Buccal Midazolam for Home Treatment of Serial Seizures and Status Epilepticus: Preliminary Results
Abstract number :
K.11
Submission category :
Year :
2000
Submission ID :
388
Source :
www.aesnet.org
Presentation date :
12/2/2000 12:00:00 AM
Published date :
Dec 1, 2000, 06:00 AM
Authors :
Leanna Fernando, Meena Rao, Louise Blackburn, Bernie Morris, William P Whitehouse, Evangeline Wassmer, Birmingham Children's Hosp, Birmingham, United Kingdom.

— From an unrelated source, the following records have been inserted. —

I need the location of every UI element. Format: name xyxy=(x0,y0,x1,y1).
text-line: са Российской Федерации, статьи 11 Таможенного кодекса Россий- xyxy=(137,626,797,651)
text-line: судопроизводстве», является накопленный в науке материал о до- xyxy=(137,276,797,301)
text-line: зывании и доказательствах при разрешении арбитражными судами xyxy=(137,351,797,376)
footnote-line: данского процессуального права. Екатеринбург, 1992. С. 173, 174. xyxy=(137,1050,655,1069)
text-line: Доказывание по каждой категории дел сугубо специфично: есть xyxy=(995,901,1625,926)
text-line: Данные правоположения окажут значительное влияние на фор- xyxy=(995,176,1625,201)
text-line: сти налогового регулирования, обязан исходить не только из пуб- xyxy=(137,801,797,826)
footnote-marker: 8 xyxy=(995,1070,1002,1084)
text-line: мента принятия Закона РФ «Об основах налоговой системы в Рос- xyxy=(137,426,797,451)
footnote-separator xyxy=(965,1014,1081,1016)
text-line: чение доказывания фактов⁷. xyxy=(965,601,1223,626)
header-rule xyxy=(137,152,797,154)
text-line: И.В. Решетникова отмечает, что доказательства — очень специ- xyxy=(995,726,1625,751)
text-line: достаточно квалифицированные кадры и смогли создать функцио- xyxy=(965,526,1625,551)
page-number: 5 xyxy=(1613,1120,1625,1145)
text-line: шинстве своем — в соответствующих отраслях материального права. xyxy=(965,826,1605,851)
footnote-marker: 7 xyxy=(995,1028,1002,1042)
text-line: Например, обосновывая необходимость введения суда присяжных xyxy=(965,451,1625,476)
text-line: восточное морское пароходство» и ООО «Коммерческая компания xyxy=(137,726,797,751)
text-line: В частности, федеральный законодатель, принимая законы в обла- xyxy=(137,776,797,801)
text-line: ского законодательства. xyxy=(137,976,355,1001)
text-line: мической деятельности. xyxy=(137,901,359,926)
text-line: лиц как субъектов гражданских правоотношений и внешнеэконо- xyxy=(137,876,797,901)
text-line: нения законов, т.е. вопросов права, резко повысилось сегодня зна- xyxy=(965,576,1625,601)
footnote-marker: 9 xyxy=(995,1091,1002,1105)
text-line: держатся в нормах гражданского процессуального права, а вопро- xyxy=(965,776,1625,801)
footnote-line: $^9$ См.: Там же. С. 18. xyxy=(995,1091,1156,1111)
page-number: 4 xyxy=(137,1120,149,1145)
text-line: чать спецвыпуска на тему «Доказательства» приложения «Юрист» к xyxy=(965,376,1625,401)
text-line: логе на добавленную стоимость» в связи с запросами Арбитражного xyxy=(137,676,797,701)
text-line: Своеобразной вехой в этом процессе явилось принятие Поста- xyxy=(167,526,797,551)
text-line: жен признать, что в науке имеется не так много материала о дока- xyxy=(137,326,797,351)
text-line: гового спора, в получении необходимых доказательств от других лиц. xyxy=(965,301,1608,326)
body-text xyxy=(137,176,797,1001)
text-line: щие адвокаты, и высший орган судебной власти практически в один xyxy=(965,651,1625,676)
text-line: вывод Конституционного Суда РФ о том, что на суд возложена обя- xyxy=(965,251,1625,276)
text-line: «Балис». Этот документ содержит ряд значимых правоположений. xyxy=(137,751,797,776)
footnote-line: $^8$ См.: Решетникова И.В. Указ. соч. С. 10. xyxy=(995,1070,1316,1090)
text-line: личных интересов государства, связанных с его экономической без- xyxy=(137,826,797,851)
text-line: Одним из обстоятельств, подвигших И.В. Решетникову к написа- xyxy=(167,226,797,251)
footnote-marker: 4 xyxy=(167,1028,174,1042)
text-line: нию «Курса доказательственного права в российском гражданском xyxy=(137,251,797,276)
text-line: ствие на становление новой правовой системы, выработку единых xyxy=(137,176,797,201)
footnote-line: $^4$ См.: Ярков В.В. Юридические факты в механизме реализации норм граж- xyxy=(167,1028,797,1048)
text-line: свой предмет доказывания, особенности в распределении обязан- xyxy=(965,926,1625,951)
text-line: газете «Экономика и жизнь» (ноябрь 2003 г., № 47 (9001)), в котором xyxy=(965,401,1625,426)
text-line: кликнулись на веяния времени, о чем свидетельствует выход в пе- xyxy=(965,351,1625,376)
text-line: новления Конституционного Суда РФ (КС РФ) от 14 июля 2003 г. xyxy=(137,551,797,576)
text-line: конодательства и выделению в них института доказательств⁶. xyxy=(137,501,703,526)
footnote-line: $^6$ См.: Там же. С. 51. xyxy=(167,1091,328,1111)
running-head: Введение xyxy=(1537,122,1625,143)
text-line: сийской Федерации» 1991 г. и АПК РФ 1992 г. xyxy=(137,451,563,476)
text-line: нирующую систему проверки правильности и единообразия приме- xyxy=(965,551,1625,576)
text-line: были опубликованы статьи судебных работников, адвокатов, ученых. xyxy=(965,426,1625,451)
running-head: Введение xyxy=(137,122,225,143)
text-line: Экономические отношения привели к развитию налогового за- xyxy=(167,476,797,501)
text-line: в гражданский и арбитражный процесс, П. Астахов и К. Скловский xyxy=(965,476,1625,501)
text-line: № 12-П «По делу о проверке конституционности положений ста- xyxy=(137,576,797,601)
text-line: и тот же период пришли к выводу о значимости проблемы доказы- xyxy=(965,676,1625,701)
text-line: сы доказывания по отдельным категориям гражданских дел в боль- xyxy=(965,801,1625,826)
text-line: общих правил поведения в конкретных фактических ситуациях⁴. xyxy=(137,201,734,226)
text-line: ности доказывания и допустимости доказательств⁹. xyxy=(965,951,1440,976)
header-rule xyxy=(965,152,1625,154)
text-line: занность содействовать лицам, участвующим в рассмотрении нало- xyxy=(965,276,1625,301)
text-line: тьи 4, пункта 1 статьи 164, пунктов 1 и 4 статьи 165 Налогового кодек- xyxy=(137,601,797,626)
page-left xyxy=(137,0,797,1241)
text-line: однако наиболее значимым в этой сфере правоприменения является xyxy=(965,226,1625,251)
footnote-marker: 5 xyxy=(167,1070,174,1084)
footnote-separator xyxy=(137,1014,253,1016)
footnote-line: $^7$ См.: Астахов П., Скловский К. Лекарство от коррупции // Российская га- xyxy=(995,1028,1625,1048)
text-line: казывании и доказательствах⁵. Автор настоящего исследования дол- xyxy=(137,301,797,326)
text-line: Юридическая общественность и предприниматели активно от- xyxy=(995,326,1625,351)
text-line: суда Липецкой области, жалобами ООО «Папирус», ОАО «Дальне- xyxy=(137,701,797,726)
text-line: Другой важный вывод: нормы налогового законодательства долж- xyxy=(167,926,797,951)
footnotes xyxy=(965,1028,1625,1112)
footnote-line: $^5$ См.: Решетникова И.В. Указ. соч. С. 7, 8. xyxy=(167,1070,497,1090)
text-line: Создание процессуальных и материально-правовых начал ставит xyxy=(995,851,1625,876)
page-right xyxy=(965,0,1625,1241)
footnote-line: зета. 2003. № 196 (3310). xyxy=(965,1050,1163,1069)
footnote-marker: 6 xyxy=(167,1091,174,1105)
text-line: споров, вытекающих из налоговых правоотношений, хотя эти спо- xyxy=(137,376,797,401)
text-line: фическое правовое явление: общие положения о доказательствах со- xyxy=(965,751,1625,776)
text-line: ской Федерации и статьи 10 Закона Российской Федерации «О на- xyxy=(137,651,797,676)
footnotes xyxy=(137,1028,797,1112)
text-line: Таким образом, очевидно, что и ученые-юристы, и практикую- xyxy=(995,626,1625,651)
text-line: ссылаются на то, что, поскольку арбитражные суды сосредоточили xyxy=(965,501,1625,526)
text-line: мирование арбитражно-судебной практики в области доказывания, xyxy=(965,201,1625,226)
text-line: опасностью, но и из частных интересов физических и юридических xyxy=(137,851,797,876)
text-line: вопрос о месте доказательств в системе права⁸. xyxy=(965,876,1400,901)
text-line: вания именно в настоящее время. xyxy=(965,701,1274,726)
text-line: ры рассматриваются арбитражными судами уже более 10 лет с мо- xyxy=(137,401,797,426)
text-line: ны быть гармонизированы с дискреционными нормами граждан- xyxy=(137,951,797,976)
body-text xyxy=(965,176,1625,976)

RATIONALE: Rectal diazepam (RD) has become the standard first-line treatment for serial (SS) and prolonged convulsive epileptic seizures (CSE) at home, in school and by paramedics attending emergencies outside hospital in the UK. During tonic seizures it can be difficult, and in public areas undignified and embarrassing. Buccal Midazolam (BM) has been reported to be an effective and convenient alternative (Scott et al., 1999, Lancet:353;623-626, Chattopadhyay et al., 1999, Lancet:353;1798). We therefore undertook a prospective pragmatic audit of its use at home. This study was not a RCT as efficacy in a RCT has already been demonstrated, but an observational study of practicality. METHODS: 31 children attending a regional pediatric neurology service in the last 18 months were offered BM following informed consent. The intravenous preparation was supplied (Hypnoval 10mg/2ml, Roche). The parents or carers were instructed in buccal administration of 5mg for pre-school children, 10mg for school aged children for SS or CSE, as for RD use or for CSE lasting more than 10 min. A standard data sheet was supplied with each ampoule to record what happened prospectively. Main out-come measures were time from BM administration to seizure stopping and associated adverse events. RESULTS: 13 children (6 male, age 2-15 years), had BM treatment on 32 occasions (22 CSE, 10 SS). BM was given between 2 and 720 mins. after SS or CSE onset. 22/32 (69%) seizures stopped between 1 and 10 min. after BM (mean 5 min.), 28/32 (89%) stopped within 30 min. (mean 9 min.). 5/28 (18%) seizures recurred between 20 min. and 15 hours. Episodes were followed by sleep (24/28), hyperactivity (2/28), ataxia for more than 24 hours (1/28), odd behaviour (1/28), mild respiratory depression requiring no intervention (1/28). 1/13 parents found it difficult to administer. 11/12 parents who had previously used RD declared a preference for BM. CONCLUSIONS: We found further evidence for the efficacy of BM, used outside hospital, by parents and carers. No serious adverse events were seen in 32 episodes (95% CI 0-10%). BM was preferred by parents. A ready-to-use BM preparation would be better.